ALLMEP and Civil Society Voices at the Global Alliance for a Two-State Solution
On April 20th, the Global Alliance for the Implementation of the Two State Solution came together in Brussels. Over 60 countries were represented as ALLMEP’s Executive Director John Lyndon opened the meeting with a moderated panel discussion with Nida Shoughry from Itach Maaki, Gidon Bromberg from EcoPeace, and Nidal Foqaha from the Palestinian Peace Coalition.

One of the core takeaways of the session was a headline finding from ALLMEP’s new AI-Pulse data: 70% of Israelis and 80% of Palestinians support or accept the Global Alliance framework – including regional normalization and the establishment of a Palestinian state.
Yet despite this level of underlying public openness, the framework itself remains largely unknown to the very societies it is intended to serve. Few Israelis or Palestinians are aware that such an initiative exists — or that nearly 90 countries are actively engaged through the Global Alliance to advance it.
This disconnect matters. It risks limiting the political space for progress precisely at a moment when public receptivity appears to exist.
👉 Closing this awareness gap is exactly where civil society has a unique and essential role to play.
John opened the session with a powerful reminder: when civil society is integrated into peace processes, they are 64% more likely to succeed.
Civil society can speak to publics on both sides. It can de-risk and socialise new and sometimes difficult ideas, build trust, and bring voices to the table that diplomats alone can’t reach, and deliver when governments stall. As John stated “civil society has the core ability to go out and win in the competition of good and bad ideas.”
Some of these ideas may be contentious — but, as Nida put it: “Civil society amplifies diverse voices, even difficult ones. They must be included so they don’t become spoilers to peace.”
This was a point emphasized by Nidal as well: Those who matter are not currently in the decision-making process, especially women and youth, but also minorities and those who are usually silenced.
Civil society also has a track-record of impact, delivering when governments stall. As Gidon highlighted, during the war in Gaza, EcoPeace successfully led the advocacy efforts in Israel to reconnect the first cross-border water pipeline into Gaza. Within a few weeks, all three were back up. And the benefit here lies not only in the direct services provided, but the messages that come with it: “Civil society can speak to publics on both sides, to convince them of the need and security related to them all. These issues affect Israeli and Palestinians jointly. Disease and water contamination know no borders“.

This is why ALLMEP has long insisted that governments see civil society as real and permanent partners for their diplomacy. And diplomats are recognising this more and more.
These past two years have seen unprecedented levels of civil society integration into politics, and results have followed.

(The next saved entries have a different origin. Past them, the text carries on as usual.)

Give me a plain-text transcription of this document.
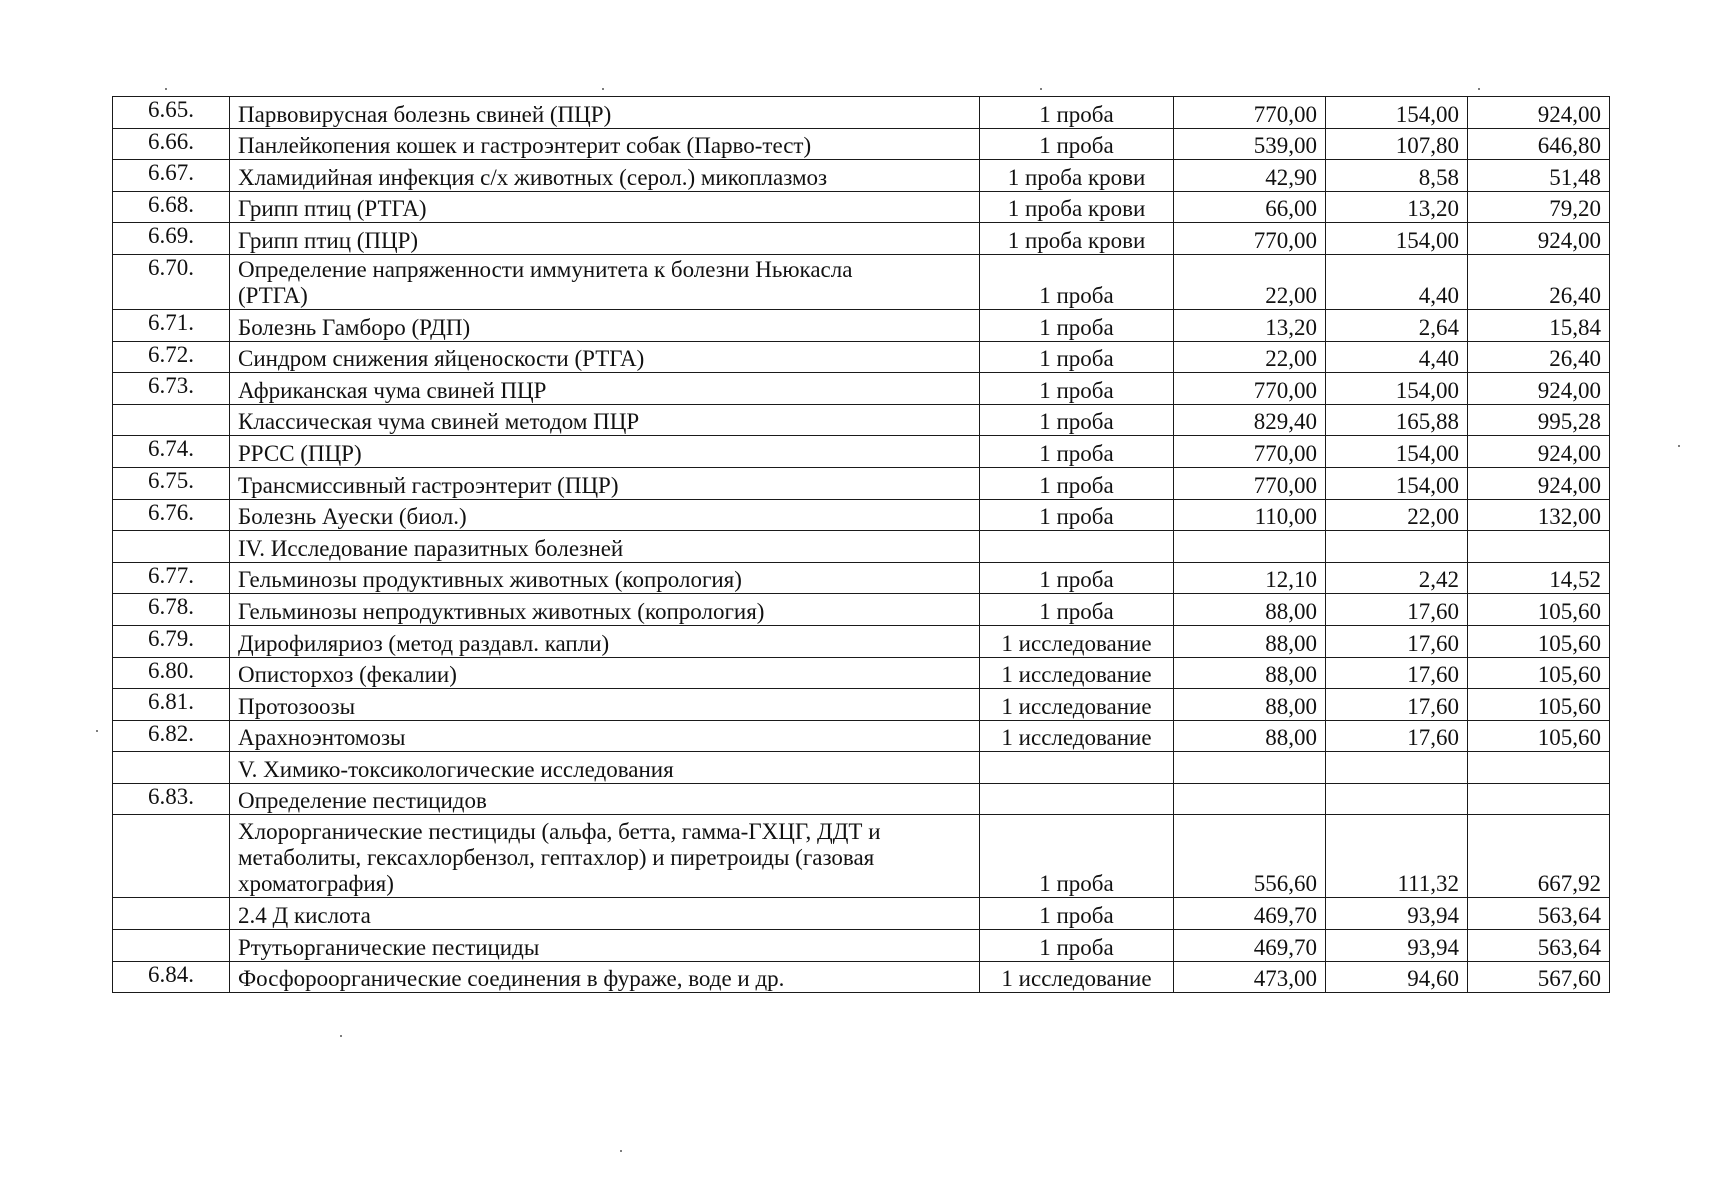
6.65.	Парвовирусная болезнь свиней (ПЦР)	1 проба	770,00	154,00	924,00
6.66.	Панлейкопения кошек и гастроэнтерит собак (Парво-тест)	1 проба	539,00	107,80	646,80
6.67.	Хламидийная инфекция с/х животных (серол.) микоплазмоз	1 проба крови	42,90	8,58	51,48
6.68.	Грипп птиц (РТГА)	1 проба крови	66,00	13,20	79,20
6.69.	Грипп птиц (ПЦР)	1 проба крови	770,00	154,00	924,00
6.70.	Определение напряженности иммунитета к болезни Ньюкасла
(РТГА)	1 проба	22,00	4,40	26,40
6.71.	Болезнь Гамборо (РДП)	1 проба	13,20	2,64	15,84
6.72.	Синдром снижения яйценоскости (РТГА)	1 проба	22,00	4,40	26,40
6.73.	Африканская чума свиней ПЦР	1 проба	770,00	154,00	924,00
	Классическая чума свиней методом ПЦР	1 проба	829,40	165,88	995,28
6.74.	РРСС (ПЦР)	1 проба	770,00	154,00	924,00
6.75.	Трансмиссивный гастроэнтерит (ПЦР)	1 проба	770,00	154,00	924,00
6.76.	Болезнь Ауески (биол.)	1 проба	110,00	22,00	132,00
	IV. Исследование паразитных болезней				
6.77.	Гельминозы продуктивных животных (копрология)	1 проба	12,10	2,42	14,52
6.78.	Гельминозы непродуктивных животных (копрология)	1 проба	88,00	17,60	105,60
6.79.	Дирофиляриоз (метод раздавл. капли)	1 исследование	88,00	17,60	105,60
6.80.	Описторхоз (фекалии)	1 исследование	88,00	17,60	105,60
6.81.	Протозоозы	1 исследование	88,00	17,60	105,60
6.82.	Арахноэнтомозы	1 исследование	88,00	17,60	105,60
	V. Химико-токсикологические исследования				
6.83.	Определение пестицидов				
	Хлорорганические пестициды (альфа, бетта, гамма-ГХЦГ, ДДТ и
метаболиты, гексахлорбензол, гептахлор) и пиретроиды (газовая
хроматография)	1 проба	556,60	111,32	667,92
	2.4 Д кислота	1 проба	469,70	93,94	563,64
	Ртутьорганические пестициды	1 проба	469,70	93,94	563,64
6.84.	Фосфороорганические соединения в фураже, воде и др.	1 исследование	473,00	94,60	567,60
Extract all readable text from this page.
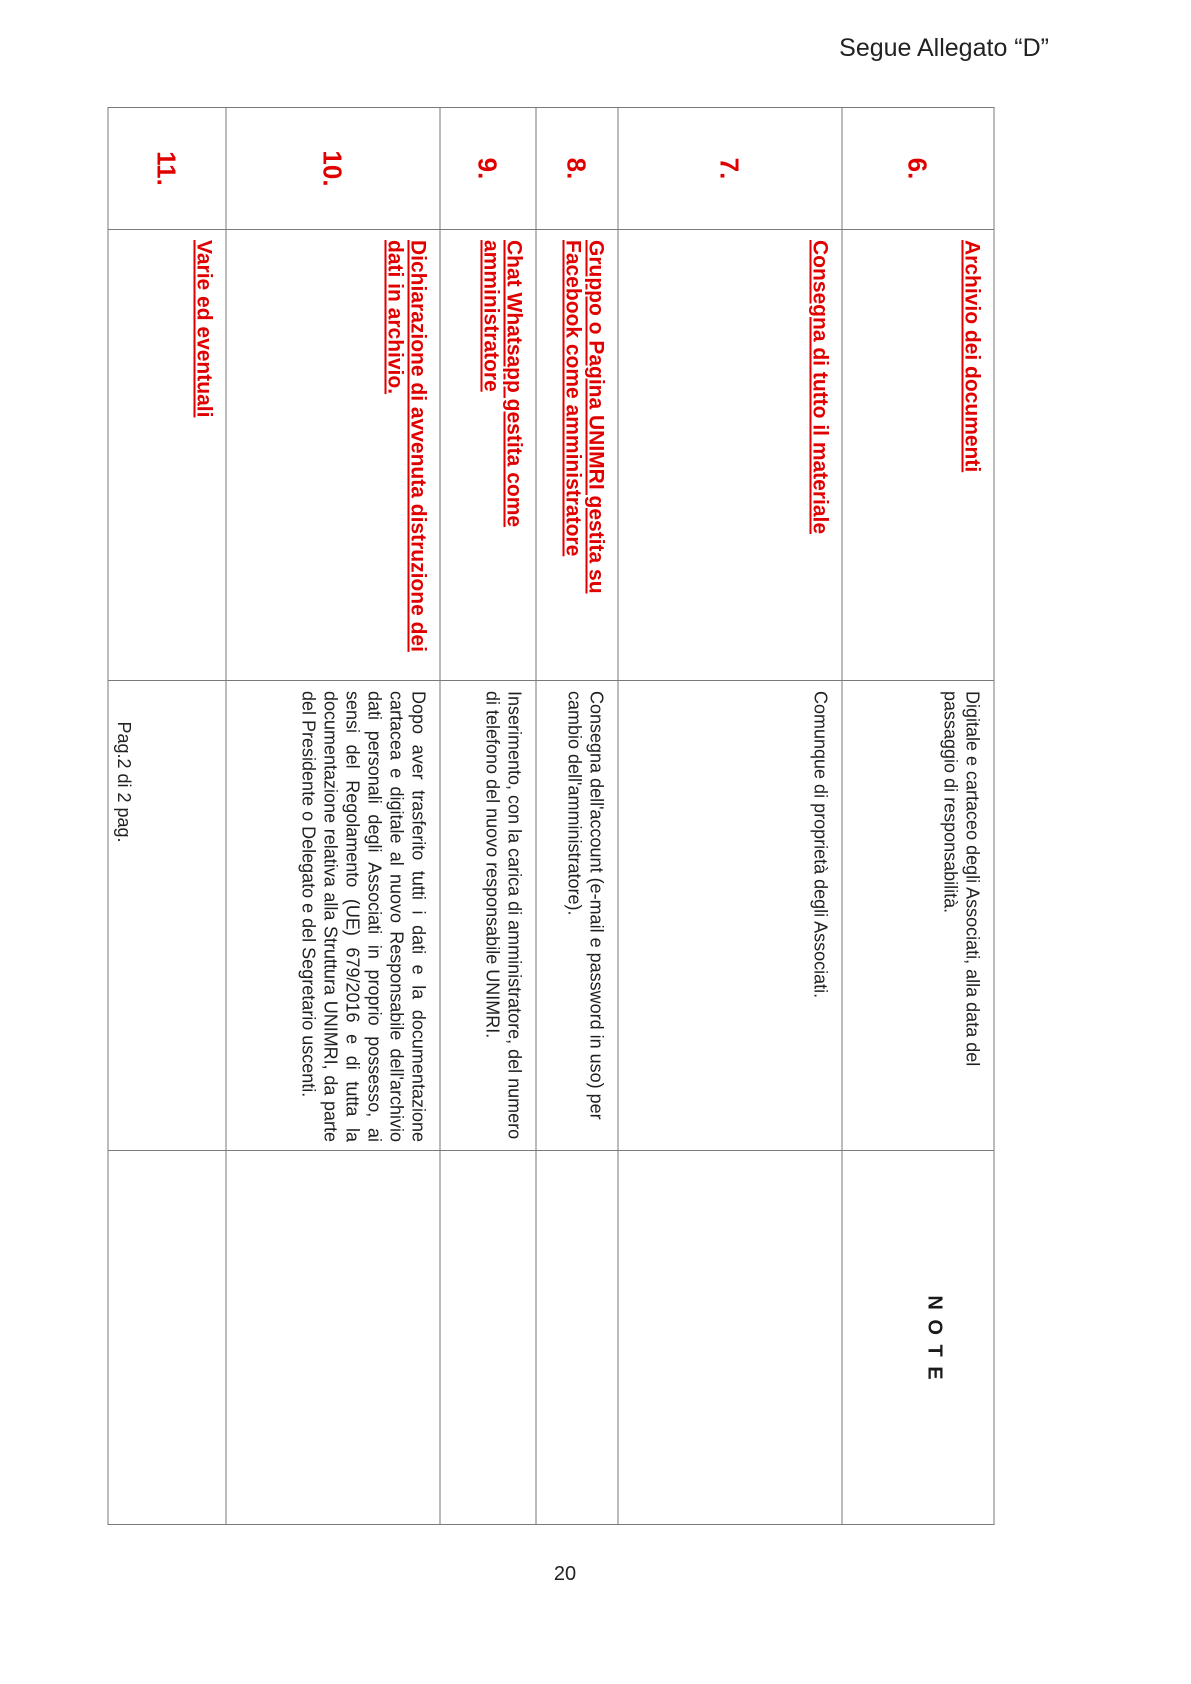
Segue Allegato “D”
Pag.2 di 2 pag.
6.	Archivio dei documenti	Digitale e cartaceo degli Associati, alla data del passaggio di responsabilità.	N O T E
7.	Consegna di tutto il materiale	Comunque di proprietà degli Associati.	
8.	Gruppo o Pagina UNIMRI gestita su Facebook come amministratore	Consegna dell'account (e-mail e password in uso) per cambio dell'amministratore).	
9.	Chat Whatsapp gestita come amministratore	Inserimento, con la carica di amministratore, del numero di telefono del nuovo responsabile UNIMRI.	
10.	Dichiarazione di avvenuta distruzione dei dati in archivio.	Dopo aver trasferito tutti i dati e la documentazione cartacea e digitale al nuovo Responsabile dell'archivio dati personali degli Associati in proprio possesso, ai sensi del Regolamento (UE) 679/2016 e di tutta la documentazione relativa alla Struttura UNIMRI, da parte del Presidente o Delegato e del Segretario uscenti.	
11.	Varie ed eventuali		
20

🇮🇹 Italy led the 2024 G7 policy shift to integrate civil society into wider Israeli-Palestinian strategy;
🇫🇷 French President Emanuel Macron convened 350 Israelis and Palestinians in Paris last year for the Paris Call, and their ideas fed directly into the New York Declaration;
🇬🇧 The United Kingdom initiated a process to launch an International Fund for Israeli-Palestinian Peace, providing the long-term finance required for peacebuilding efforts to deliver genuine change.
🇪🇺 The EU, via FPI, provided 18 million in funding to civil society projects, increasing their capacity and scale at a crucial moment.
Ahead of this year’s G7 summit, governments can build on this momentum to truly fulfil their 2024 pledge to integrate civil society as a core component of any diplomatic resolution to the Israeli-Palestinian conflict.
We’d like to thank the EU, FPI, EUSR Bigot, the Belgian government, and the co-hosts of the Global Alliance Norway and Saudi Arabia for including civil society leaders in this process – and making sure that high-level diplomacy is informed by the expertise from the ground.